The last two months’ recovery has sent the S&P 500 Index up about 15% from its June low. As enticing as this rally has been, however, Morgan Stanley’s Global Investment Committee remains convinced that it is still no more than a bear-market rally.

It’s not unusual for stocks to rally during a bear market

“Rallies have occurred in just about every bear market of the past 95 years, with gains averaging 18% before a downward slide resumes. In comparison, the current rally has gained about 15% so far. That may seem like a bull market that is gathering steam, but given the historical context, we may not be out of the woods yet.”  

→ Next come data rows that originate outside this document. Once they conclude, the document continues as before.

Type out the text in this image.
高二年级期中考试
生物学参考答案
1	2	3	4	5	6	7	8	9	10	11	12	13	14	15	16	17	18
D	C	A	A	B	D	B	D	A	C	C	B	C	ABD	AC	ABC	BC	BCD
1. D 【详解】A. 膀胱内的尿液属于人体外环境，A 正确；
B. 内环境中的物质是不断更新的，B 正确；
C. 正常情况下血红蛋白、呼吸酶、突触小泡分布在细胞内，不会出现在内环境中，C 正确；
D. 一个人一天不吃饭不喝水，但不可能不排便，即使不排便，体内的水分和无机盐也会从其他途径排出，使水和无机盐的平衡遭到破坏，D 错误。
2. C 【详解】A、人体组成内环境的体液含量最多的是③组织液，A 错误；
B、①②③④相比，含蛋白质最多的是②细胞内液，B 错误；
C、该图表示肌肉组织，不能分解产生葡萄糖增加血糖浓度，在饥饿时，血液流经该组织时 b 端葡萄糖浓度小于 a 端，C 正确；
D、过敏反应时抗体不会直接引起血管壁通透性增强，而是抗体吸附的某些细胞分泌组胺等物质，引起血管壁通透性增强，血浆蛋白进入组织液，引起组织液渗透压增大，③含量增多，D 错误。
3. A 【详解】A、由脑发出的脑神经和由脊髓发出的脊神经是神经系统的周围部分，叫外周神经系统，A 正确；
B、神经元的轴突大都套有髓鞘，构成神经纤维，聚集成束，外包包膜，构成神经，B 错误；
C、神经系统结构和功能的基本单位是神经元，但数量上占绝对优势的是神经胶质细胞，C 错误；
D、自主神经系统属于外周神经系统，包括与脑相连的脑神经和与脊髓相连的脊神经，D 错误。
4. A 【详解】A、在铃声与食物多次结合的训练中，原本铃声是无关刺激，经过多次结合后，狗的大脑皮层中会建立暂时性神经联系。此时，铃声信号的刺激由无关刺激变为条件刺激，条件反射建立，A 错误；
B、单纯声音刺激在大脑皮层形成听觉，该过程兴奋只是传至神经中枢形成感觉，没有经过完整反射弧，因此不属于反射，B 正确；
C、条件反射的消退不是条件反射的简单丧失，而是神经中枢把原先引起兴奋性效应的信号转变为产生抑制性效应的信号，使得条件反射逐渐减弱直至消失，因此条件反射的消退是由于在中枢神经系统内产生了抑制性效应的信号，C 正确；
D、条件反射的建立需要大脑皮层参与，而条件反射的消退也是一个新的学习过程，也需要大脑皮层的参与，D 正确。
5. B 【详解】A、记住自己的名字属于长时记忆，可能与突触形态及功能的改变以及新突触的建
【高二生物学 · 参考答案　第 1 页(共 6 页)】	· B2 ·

Bond and currency markets anticipate further rate hikes

“While stock investors continue to hope that the Fed will soon reverse its rate-hike program, Fed fund futures imply that the central bank will continue to raise rates for longer. Global currency markets appear to agree, with the US dollar still close to the 20-year high it reached recently.”

Stocks look expensive

“Valuations have re-inflated, with the market’s forward price/earnings ratio now at 18.7. Meanwhile, the equity risk premium is around 2.6 percentage points. That’s about one whole point lower than the 13-year average. Such valuation concerns wouldn’t be so troubling if it weren’t for the fact that current pricing seems based on unrealistic earnings estimates. While US consumers are still spending and the labor market remains strong, leading economic indicators suggest a slowing in growth that may challenge profit estimates.”